What are the unique possible grade & sub_grade?

In [None]:
plt.figure(figsize=(15, 10))

plt.subplot(2, 2, 1)
grade = sorted(drop_df.grade.unique().tolist())
sns.countplot(x='grade', data=drop_df, hue='loan_status', order=grade)

plt.subplot(2, 2, 2)
sub_grade = sorted(drop_df.sub_grade.unique().tolist())
g = sns.countplot(x='sub_grade', data=drop_df, hue='loan_status', order=sub_grade)
g.set_xticklabels(g.get_xticklabels(), rotation=90);

## **term, home_ownership, verification_status & purpose**
* term: The number of payments on the loan. Values are in months and can be either 36 or 60.
* home_ownership: The home ownership status provided by the borrower during registration or obtained from the credit report. Our values are: RENT, OWN, MORTGAGE, OTHER
* verification_status: Indicates if income was verified by LC, not verified, or if the income source was verified
* purpose: A category provided by the borrower for the loan request.

In [None]:
drop_df['home_ownership'].value_counts()

In [None]:
plt.figure(figsize=(15, 20))

plt.subplot(4, 2, 1)
sns.countplot(data=drop_df, x='home_ownership', hue='loan_status')
plt.title('Home Ownership by Loan Status')
plt.xlabel('Home Ownership Type')
plt.ylabel('Count')
plt.legend(title='Loan Status')


plt.subplot(4, 2, 2)
sns.countplot(data=drop_df, x='term', hue='loan_status')
plt.title('Term by Loan Status')
plt.xlabel('Term Type')
plt.ylabel('Count')
plt.legend(title='Loan Status')


plt.subplot(4, 2, 3)
sns.countplot(data=drop_df, x='verification_status', hue='loan_status')
plt.title('Verfication Status by Loan Status')
plt.xlabel('Verfication Status')
plt.ylabel('Count')
plt.legend(title='Loan Status')


plt.subplot(4, 2, 4)
sns.countplot(data=drop_df, x='purpose', hue='loan_status')
plt.title('Purpose by Loan Status')
plt.xlabel('Purpose')
plt.ylabel('Count')
plt.xticks(rotation=90)  # Rotate x-axis labels if needed
plt.legend(title='Loan Status')


In [None]:
drop_df.loc[drop_df['home_ownership']=='OTHER', 'loan_status'].value_counts()
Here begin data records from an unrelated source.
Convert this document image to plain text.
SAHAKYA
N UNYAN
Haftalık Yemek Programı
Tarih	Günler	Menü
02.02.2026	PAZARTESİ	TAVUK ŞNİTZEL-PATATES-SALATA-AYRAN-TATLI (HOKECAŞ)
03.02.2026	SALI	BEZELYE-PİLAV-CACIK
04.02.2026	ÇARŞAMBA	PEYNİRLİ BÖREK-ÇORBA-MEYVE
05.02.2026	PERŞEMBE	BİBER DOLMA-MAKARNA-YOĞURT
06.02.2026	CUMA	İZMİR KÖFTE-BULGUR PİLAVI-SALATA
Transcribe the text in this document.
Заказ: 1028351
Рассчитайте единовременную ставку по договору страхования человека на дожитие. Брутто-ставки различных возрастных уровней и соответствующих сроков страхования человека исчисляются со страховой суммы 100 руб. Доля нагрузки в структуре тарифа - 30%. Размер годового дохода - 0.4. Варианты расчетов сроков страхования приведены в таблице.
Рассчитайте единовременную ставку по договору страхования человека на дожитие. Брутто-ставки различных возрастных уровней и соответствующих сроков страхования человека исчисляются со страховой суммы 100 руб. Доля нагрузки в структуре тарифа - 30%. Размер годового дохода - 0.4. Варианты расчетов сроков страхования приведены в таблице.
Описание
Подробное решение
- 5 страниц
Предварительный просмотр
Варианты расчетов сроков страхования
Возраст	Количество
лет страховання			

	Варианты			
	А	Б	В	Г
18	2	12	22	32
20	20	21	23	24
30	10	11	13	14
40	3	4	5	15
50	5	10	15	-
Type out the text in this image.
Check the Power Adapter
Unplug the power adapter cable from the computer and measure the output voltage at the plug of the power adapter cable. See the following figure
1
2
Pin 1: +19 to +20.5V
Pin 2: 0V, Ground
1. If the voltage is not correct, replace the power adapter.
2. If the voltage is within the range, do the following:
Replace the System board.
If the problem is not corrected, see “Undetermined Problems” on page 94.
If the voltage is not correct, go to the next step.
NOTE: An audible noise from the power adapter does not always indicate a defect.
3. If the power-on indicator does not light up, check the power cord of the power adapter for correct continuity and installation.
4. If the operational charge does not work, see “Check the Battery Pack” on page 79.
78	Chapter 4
## **int_rate & annual_inc**
* int_rate: Interest Rate on the loan
* annual_inc: The self-reported annual income provided by the borrower during registration

In [None]:
plt.figure(figsize=(15, 20))

plt.subplot(4, 2, 1)
sns.histplot(data=drop_df, x='int_rate', hue='loan_status', bins =20, multiple="stack", kde=True)
plt.title('Interest Rate by Loan Status')
plt.xlabel('Interest Rate')
plt.ylabel('Count')
plt.legend(title='Loan Status')


plt.subplot(4, 2, 2)
sns.histplot(data=drop_df, x='annual_inc', hue='loan_status', bins =50, multiple="stack", kde=True)
plt.title('Annual Income by Loan Status')
plt.xlabel('Annual Income')
plt.ylabel('Count')
plt.legend(title='Loan Status')

In [None]:
plt.figure(figsize=(10, 6))
sns.histplot(data=drop_df[drop_df['annual_inc']<= 250000], x='annual_inc', hue='loan_status', bins =50, multiple="stack", kde=True)
plt.title('Annual Income(<= 250000) by Loan Status')
plt.xlabel('Annual Income')
plt.ylabel('Count')
plt.legend(title='Loan Status')

In [None]:
print((drop_df[drop_df.annual_inc >= 250000].shape[0] / drop_df.shape[0]) * 100)
print((drop_df[drop_df.annual_inc >= 1000000].shape[0] / drop_df.shape[0]) * 100)

* **only 1.05% borrowers have annual income greater than 250000 and only 0.018% people have annual income greater than 1000000.** 

In [None]:
drop_df.loc[drop_df.annual_inc >= 1000000, 'loan_status'].value_counts()

In [None]:
drop_df.loc[drop_df.annual_inc >= 250000, 'loan_status'].value_counts()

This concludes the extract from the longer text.